Please note with this method that the XML file is initially loaded to the cache in its entirety and then processed afterwards. This can lead to a buffer overflow when using large files, this is why a more specialized method should be used in this case.

Copy the example script and add it in the Editor. Then click on Next.

Select the target for the import and then click on Next.

Select the data group that the data should be imported into. Click on Next.

Finally, the data needs to be transformed. To do that, the setting Use transaction, if supported needs to be activated. Click on Next.

Open the Intrexx Editor.

The wizard for creating the data transfer has already adjusted the field for transformation accordingly so that a Groovy script can now be specified here as well. The transformation assigns data fields from the source to the data fields in the target. If you require your own IDs for the import, then this is point when these should be generated and assigned to the ID field. This isn't necessary in this example, meaning that the source and target fields can simply be assigned accordingly.

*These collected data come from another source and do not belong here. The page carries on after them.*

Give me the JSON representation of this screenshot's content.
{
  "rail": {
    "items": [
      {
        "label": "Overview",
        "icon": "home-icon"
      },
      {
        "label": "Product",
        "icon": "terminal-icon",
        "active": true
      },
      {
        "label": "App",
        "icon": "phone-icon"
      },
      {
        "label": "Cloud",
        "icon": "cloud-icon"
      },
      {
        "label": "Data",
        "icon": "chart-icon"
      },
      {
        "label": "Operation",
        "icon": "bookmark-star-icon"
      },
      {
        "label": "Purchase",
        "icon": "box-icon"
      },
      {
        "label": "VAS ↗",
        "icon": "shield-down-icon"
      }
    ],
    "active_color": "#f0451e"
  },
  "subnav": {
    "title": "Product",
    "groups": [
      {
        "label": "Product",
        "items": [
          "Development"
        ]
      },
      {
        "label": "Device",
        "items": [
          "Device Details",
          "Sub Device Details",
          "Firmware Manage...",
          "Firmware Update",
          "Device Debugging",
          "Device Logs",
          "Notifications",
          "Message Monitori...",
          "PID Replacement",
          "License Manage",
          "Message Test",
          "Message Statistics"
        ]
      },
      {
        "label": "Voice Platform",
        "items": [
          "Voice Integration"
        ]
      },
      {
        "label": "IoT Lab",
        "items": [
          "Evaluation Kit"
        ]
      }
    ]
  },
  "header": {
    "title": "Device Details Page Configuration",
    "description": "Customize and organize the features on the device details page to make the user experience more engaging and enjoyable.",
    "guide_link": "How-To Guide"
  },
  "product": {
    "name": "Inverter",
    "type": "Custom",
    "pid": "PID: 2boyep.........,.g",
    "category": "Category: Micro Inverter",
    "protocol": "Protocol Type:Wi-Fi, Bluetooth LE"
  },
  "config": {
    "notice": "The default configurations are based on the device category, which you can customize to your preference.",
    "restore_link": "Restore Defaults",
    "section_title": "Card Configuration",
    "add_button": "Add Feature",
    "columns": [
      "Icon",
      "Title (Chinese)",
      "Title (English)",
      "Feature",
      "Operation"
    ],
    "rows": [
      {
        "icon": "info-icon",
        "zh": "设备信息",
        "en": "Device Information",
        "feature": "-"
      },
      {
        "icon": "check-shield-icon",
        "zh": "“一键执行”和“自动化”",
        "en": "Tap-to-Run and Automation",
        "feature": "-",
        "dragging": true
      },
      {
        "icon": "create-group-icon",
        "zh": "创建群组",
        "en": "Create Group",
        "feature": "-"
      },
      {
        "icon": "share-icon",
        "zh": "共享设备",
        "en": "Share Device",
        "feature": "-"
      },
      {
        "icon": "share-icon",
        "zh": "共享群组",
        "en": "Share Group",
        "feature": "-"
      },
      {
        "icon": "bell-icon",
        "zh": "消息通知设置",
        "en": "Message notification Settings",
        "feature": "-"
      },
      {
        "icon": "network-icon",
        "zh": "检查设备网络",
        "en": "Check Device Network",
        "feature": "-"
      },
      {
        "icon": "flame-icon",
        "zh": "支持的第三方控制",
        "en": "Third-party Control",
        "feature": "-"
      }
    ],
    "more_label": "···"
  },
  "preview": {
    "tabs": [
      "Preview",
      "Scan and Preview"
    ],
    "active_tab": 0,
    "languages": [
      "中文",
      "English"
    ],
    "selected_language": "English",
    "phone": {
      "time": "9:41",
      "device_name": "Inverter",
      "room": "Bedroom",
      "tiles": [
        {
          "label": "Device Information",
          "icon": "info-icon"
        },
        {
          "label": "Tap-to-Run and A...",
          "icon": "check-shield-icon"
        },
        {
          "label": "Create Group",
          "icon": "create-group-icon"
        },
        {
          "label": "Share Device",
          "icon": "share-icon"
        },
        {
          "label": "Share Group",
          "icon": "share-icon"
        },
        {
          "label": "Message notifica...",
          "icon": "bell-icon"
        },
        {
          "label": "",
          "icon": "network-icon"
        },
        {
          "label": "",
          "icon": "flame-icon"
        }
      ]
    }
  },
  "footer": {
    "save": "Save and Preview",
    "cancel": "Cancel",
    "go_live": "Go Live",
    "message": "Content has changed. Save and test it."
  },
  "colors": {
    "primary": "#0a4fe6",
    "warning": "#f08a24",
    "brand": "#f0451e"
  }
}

Here is the Groovy script for the transformation:

g_destination.setValue("lid", g_source.getValue("lid"))
g_destination.setValue("luserid", g_source.getValue("luserid"))
g_destination.setValue("luseridinsert", g_source.getValue("luseridinsert"))
g_destination.setValue("dtinsert", g_source.getValue("dtinsert"))
g_destination.setValue("dtedit", g_source.getValue("dtedit"))
g_destination.setValue("str_title", g_source.getValue("str_title"))

If data isn't transferred, please check the use of upper and lower case in the Groovy script. Depending on the server type, the use of upper and lower case my need to be considered both in the formulation of the source as well as the transformation.